Kapan kau bisa membelinya dengan uang sakumu sendiri? Aku bisa menghasilkan
lebih banyak uang, dan kau bisa membeli sepeda motor. Nilai perbaikanmu akan
membuat ayahmu juga bahagia Semua pihak yang terlibat akan puas. Itulah yang
namanya win-win.” Kata Yoo Bum membuat curang agar bisa win win.
Yoo Bum
berbicara di telp kalau harus datang, lalu berbicara pada Jae Chan agar
menyisihkan waktu luangmu karena akan membawanya ke restoran sushi yang menakjubkan,
lalu pamit pergi. Jae Chan duduk diam terlihat gelisah dengan membersihkan
bekas kertas diatas meja.
Hong Joo
membuka mata sedang ada dirumah sakit lalu membaca selembar kertas merasak tak
percaya kalau Ibu meninggal karenanya dan itu karena kecelakaan yang dialami.

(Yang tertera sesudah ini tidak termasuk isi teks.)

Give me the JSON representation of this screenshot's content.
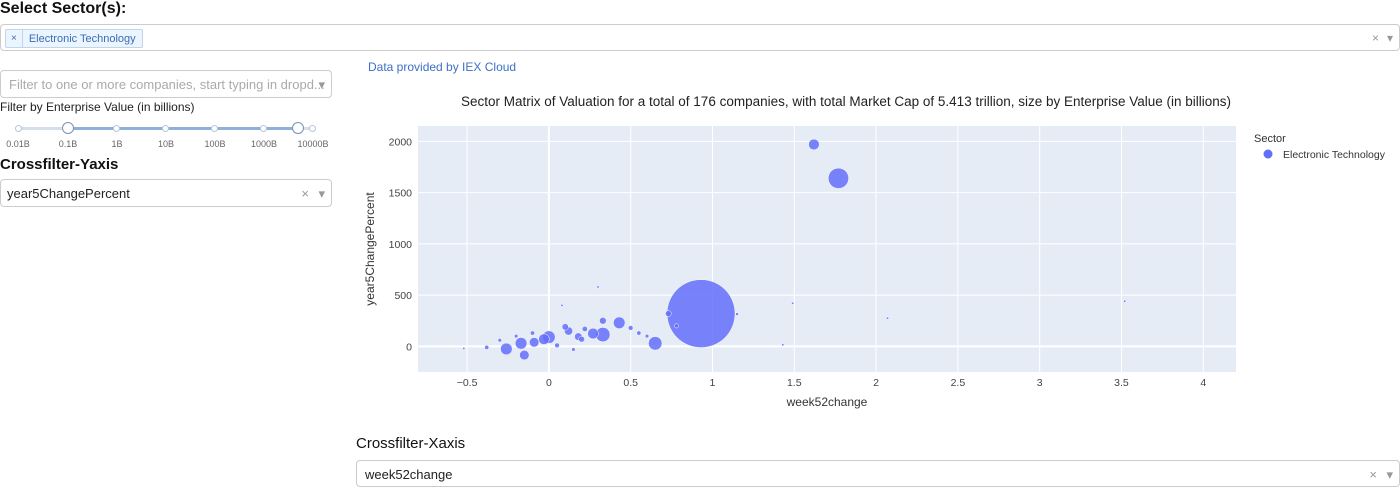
{
  "sector_select": {
    "label": "Select Sector(s):",
    "selected_chip": "Electronic Technology",
    "chip_remove": "×",
    "clear_icon": "×",
    "caret_icon": "▾"
  },
  "company_filter": {
    "placeholder": "Filter to one or more companies, start typing in dropd..."
  },
  "ev_filter": {
    "label": "Filter by Enterprise Value (in billions)",
    "marks": [
      "0.01B",
      "0.1B",
      "1B",
      "10B",
      "100B",
      "1000B",
      "10000B"
    ],
    "selected_range": [
      "0.1B",
      "10000B"
    ]
  },
  "crossfilter_y": {
    "title": "Crossfilter-Yaxis",
    "value": "year5ChangePercent",
    "clear_icon": "×",
    "caret_icon": "▾"
  },
  "crossfilter_x": {
    "title": "Crossfilter-Xaxis",
    "value": "week52change",
    "clear_icon": "×",
    "caret_icon": "▾"
  },
  "credit": "Data provided by IEX Cloud",
  "colors": {
    "marker": "#636efa",
    "plot_bg": "#e5ecf6",
    "link": "#3d6fc7"
  },
  "chart_data": {
    "type": "scatter",
    "title": "Sector Matrix of Valuation for a total of 176 companies, with total Market Cap of 5.413 trillion, size by Enterprise Value (in billions)",
    "xlabel": "week52change",
    "ylabel": "year5ChangePercent",
    "xlim": [
      -0.8,
      4.2
    ],
    "ylim": [
      -250,
      2150
    ],
    "xticks": [
      "−0.5",
      "0",
      "0.5",
      "1",
      "1.5",
      "2",
      "2.5",
      "3",
      "3.5",
      "4"
    ],
    "xtick_values": [
      -0.5,
      0,
      0.5,
      1,
      1.5,
      2,
      2.5,
      3,
      3.5,
      4
    ],
    "yticks": [
      "0",
      "500",
      "1000",
      "1500",
      "2000"
    ],
    "ytick_values": [
      0,
      500,
      1000,
      1500,
      2000
    ],
    "legend": {
      "title": "Sector",
      "placement": "top-right"
    },
    "grid": true,
    "series": [
      {
        "name": "Electronic Technology",
        "points": [
          {
            "x": 1.62,
            "y": 1970,
            "size": 50
          },
          {
            "x": 1.77,
            "y": 1640,
            "size": 180
          },
          {
            "x": 0.93,
            "y": 320,
            "size": 2000
          },
          {
            "x": 3.52,
            "y": 440,
            "size": 2
          },
          {
            "x": 2.07,
            "y": 275,
            "size": 2
          },
          {
            "x": 1.15,
            "y": 315,
            "size": 4
          },
          {
            "x": 1.43,
            "y": 15,
            "size": 2
          },
          {
            "x": 0.65,
            "y": 30,
            "size": 80
          },
          {
            "x": 0.33,
            "y": 115,
            "size": 90
          },
          {
            "x": 0.27,
            "y": 125,
            "size": 50
          },
          {
            "x": 0.43,
            "y": 230,
            "size": 60
          },
          {
            "x": 0.33,
            "y": 250,
            "size": 20
          },
          {
            "x": 0.0,
            "y": 90,
            "size": 70
          },
          {
            "x": -0.03,
            "y": 70,
            "size": 50
          },
          {
            "x": -0.17,
            "y": 30,
            "size": 60
          },
          {
            "x": -0.26,
            "y": -25,
            "size": 60
          },
          {
            "x": -0.15,
            "y": -85,
            "size": 40
          },
          {
            "x": -0.09,
            "y": 40,
            "size": 40
          },
          {
            "x": 0.12,
            "y": 150,
            "size": 30
          },
          {
            "x": 0.18,
            "y": 95,
            "size": 25
          },
          {
            "x": 0.2,
            "y": 70,
            "size": 15
          },
          {
            "x": 0.1,
            "y": 190,
            "size": 18
          },
          {
            "x": 0.22,
            "y": 170,
            "size": 12
          },
          {
            "x": 0.5,
            "y": 180,
            "size": 10
          },
          {
            "x": 0.55,
            "y": 130,
            "size": 8
          },
          {
            "x": 0.73,
            "y": 320,
            "size": 15
          },
          {
            "x": 0.78,
            "y": 200,
            "size": 8
          },
          {
            "x": 0.6,
            "y": 100,
            "size": 6
          },
          {
            "x": 0.05,
            "y": 10,
            "size": 10
          },
          {
            "x": -0.1,
            "y": 130,
            "size": 8
          },
          {
            "x": -0.3,
            "y": 60,
            "size": 6
          },
          {
            "x": -0.38,
            "y": -10,
            "size": 8
          },
          {
            "x": -0.2,
            "y": 100,
            "size": 6
          },
          {
            "x": 0.15,
            "y": -30,
            "size": 6
          },
          {
            "x": 0.3,
            "y": 580,
            "size": 2
          },
          {
            "x": 1.49,
            "y": 420,
            "size": 2
          },
          {
            "x": -0.52,
            "y": -20,
            "size": 2
          },
          {
            "x": 0.08,
            "y": 400,
            "size": 2
          }
        ]
      }
    ]
  }
}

Bibi Hong Joo merasa sedih seperti tak bisa berkata-kata lagi.
“Katakan
kalau ini hanya mimpi. Kumohon... Bangunkan aku.” Kata Hong Joo seperti tak
percaya setelah melihat lembaran kertas.
“Sadarkan
dirimu” kata Bibi Hong Joo yang juga sedih melihat Hong Joo ditinggalkan oleh
kakaknya.
Hong Joo
bangun dengan air mata mengalir, wajahnya langsung panik mencoba menuliskan
dalam notenya. “Bibi, Ibu.. Karena kecelakaan yang kualami, Ibu...” seperti
tangisnya tak bisa di hentikan membayangkan akan kehilangan ibunya.
“Hong
Joo, makan sebelum mandi.”kata Nyonya Hoon melihat anaknya keluar dari
kamarnya. Hong Joo hanya diam saja.
“Hei,
kenapa matamu bengkak begitu? Apa Kau menangis?” tanya Nyonya Yoon panik
“Aku tadi
malam makan ramyeon sebelum tidur. Sekarang Aku mandi dulu.” Kata Hong Joo
mencoba menghindar. Ibunya menyuruh anaknya agar mandi dulu.
Saat itu
berita di TV terdengar “Sebuah ledakan besar disebabkan oleh warga sipil yang
sedang merokok sambil mengisi bensin. Di pompa bensin swalayan di Osung-dong,
Giheung-gu. Seorang pria melepaskan SUV-nya. Dia menyalakan rokok di mulutnya
dan mengambil nosel dan menuju pembukaan tangki bensin. Saat dia menyalakan
korek apinya, maka kabut minyak dari tangki bensin terbuka terbakar dan
kebakaran di pompa bensin pun terjadi. Kecelakaan ini menewaskan pria berusia
37 tahun, Pak Kim, di tempat kejadian.”
“Hei,
bukannya dia orang yang tempo hari itu? Kau melarangnya tidak merokok. Benarkan
dia orangnya?” ucap Nyonya Yoon melihat rekaman CCTV saat si paman saat mengisi
bahan bakar.
Hong Joo
panik langsung masuk ke kamar mandi dan mengunting rambutnya. Nyonya Hong panik
dan binggung langsung mengambil gunting dari tangan anaknya meminta agar tak melakukan
hal itu.
“Ibu,
orang itu mati seperti yang kulihat dalam mimpiku.” Kata Hong Joo sambil
menangis.
“Ibu
tahu. Tidak ada yang bisa dilakukan.” Kata Nyonya Yoon.
“Masa
depan tidak bisa berubah! Jadi Aku harus bagaimana? Ibu... Ibu, bagaimana ini?”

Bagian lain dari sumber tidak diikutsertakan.